Silver has thus far this week only traded in about a $.40 range. Silver has been in a consolidation pattern going back to the end of June and for the moment appears quite comfortable at current price levels. We would not expect this consolidation period to last forever, however. At some point the metal will likely break up or break down-we just don’t know when and to what degree. For the time being, it would seem that the bulls have the technical advantage on their side but must extend prices to the upside to keep the momentum. Should silver prices start to falter, the market could potentially slide significantly and do so quickly as fresh longs bail. Near term resistance will likely be seen at last week’s high of $21.33, while near term support may be seen at the $20.80-$20.82 area.
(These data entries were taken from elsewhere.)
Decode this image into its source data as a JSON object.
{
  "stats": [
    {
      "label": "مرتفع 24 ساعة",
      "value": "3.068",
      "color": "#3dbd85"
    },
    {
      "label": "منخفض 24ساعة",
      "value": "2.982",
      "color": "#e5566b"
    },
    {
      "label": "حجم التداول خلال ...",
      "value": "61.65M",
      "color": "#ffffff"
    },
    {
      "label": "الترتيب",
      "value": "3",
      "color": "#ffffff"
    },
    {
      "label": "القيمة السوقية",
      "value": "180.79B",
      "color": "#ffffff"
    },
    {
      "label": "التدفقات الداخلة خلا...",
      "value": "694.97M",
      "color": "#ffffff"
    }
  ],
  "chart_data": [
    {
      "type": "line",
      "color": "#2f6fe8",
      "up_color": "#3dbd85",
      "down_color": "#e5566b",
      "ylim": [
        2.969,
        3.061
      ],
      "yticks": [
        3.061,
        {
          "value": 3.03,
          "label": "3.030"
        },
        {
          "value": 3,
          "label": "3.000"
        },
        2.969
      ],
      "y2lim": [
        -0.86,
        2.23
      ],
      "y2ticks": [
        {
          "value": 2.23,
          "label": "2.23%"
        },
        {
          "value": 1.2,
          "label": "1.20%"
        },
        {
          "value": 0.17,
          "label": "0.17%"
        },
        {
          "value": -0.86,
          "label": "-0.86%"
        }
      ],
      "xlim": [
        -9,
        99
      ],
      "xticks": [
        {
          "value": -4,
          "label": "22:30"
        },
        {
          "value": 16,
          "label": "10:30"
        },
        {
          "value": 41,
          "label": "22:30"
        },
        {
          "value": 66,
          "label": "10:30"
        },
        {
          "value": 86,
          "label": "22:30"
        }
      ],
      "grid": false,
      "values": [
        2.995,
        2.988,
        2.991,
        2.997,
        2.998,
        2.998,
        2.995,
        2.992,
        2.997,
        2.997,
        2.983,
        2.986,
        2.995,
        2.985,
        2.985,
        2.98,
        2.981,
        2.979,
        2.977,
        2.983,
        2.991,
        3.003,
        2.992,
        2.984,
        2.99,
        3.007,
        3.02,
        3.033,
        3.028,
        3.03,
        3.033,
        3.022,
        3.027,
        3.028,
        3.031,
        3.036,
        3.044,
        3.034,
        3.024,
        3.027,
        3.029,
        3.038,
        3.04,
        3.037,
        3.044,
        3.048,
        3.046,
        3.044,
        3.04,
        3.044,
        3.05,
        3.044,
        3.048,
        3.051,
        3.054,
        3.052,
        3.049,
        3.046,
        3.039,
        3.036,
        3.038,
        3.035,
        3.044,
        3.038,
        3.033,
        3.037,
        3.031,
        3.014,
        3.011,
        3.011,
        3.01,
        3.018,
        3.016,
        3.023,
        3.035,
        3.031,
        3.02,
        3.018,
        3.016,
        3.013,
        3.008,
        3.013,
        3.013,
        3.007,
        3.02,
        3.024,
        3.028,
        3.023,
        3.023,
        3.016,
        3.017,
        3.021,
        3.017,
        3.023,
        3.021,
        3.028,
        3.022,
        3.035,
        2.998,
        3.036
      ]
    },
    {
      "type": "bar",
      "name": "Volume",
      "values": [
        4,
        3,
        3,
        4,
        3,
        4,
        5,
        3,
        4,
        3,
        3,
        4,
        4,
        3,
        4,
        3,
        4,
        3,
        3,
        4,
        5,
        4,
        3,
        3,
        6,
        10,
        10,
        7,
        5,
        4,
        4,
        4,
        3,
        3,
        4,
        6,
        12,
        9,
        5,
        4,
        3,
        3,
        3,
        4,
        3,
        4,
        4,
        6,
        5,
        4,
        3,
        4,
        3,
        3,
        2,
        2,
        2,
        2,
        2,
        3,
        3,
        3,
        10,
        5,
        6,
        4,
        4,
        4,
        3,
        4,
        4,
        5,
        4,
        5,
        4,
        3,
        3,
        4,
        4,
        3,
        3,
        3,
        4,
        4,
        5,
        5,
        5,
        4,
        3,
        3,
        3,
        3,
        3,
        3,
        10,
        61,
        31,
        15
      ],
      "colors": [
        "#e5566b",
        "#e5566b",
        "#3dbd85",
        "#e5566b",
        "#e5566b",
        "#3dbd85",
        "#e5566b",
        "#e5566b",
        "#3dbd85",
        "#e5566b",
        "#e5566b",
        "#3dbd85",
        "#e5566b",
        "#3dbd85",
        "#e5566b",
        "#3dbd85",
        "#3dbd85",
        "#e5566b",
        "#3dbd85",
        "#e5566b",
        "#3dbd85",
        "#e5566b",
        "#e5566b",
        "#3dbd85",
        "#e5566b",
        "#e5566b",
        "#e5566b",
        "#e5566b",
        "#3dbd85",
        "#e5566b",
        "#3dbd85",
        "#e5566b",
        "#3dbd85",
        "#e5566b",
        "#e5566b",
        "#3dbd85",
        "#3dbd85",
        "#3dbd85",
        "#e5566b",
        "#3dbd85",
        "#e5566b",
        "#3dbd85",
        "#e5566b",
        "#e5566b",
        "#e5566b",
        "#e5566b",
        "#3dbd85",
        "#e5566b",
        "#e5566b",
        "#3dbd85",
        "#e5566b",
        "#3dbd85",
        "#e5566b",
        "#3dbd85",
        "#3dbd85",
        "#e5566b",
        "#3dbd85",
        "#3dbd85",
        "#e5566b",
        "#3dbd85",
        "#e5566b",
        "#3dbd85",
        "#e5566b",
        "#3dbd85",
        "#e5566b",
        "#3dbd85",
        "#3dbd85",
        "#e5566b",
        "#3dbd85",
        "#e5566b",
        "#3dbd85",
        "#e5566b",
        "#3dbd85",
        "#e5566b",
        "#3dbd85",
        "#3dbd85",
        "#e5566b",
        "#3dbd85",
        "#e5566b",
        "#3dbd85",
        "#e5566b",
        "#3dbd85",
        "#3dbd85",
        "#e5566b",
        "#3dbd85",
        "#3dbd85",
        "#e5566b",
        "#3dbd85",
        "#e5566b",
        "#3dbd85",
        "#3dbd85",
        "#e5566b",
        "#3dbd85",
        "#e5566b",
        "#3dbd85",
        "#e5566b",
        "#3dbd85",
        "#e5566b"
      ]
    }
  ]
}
The biggest data point of the week is this afternoon with the release of the FOMC minutes. Although nothing different of significance is expected, investors will likely pay close attention to the minutes looking for clues about when the Fed may begin hiking rates as well as the Fed’s assessment of economic conditions. These minutes certainly have the capability to move markets-the question is will they. In recent commentary, Fed Chairwoman Janet Yellen has reiterated the need for an accommodative Fed, and many feel that it is unlikely the Fed will begin tightening any time soon. This could potentially be seen as bullish for the precious metals complex.
Crude oil continues its downtrend after posting recent highs near the $108 per barrel level. Oil is approaching the $100 per barrel mark, and a break below could potentially send many more longs scrambling for the exits. Higher crude can be supportive for silver and precious metals-and this divergence is worth noting. Although silver has some bullish momentum right now, the market is still in need of additional bullish news or a catalyst to take prices through recent resistance. Perhaps a potential top in stocks will provide such a bullish catalyst. We shall see.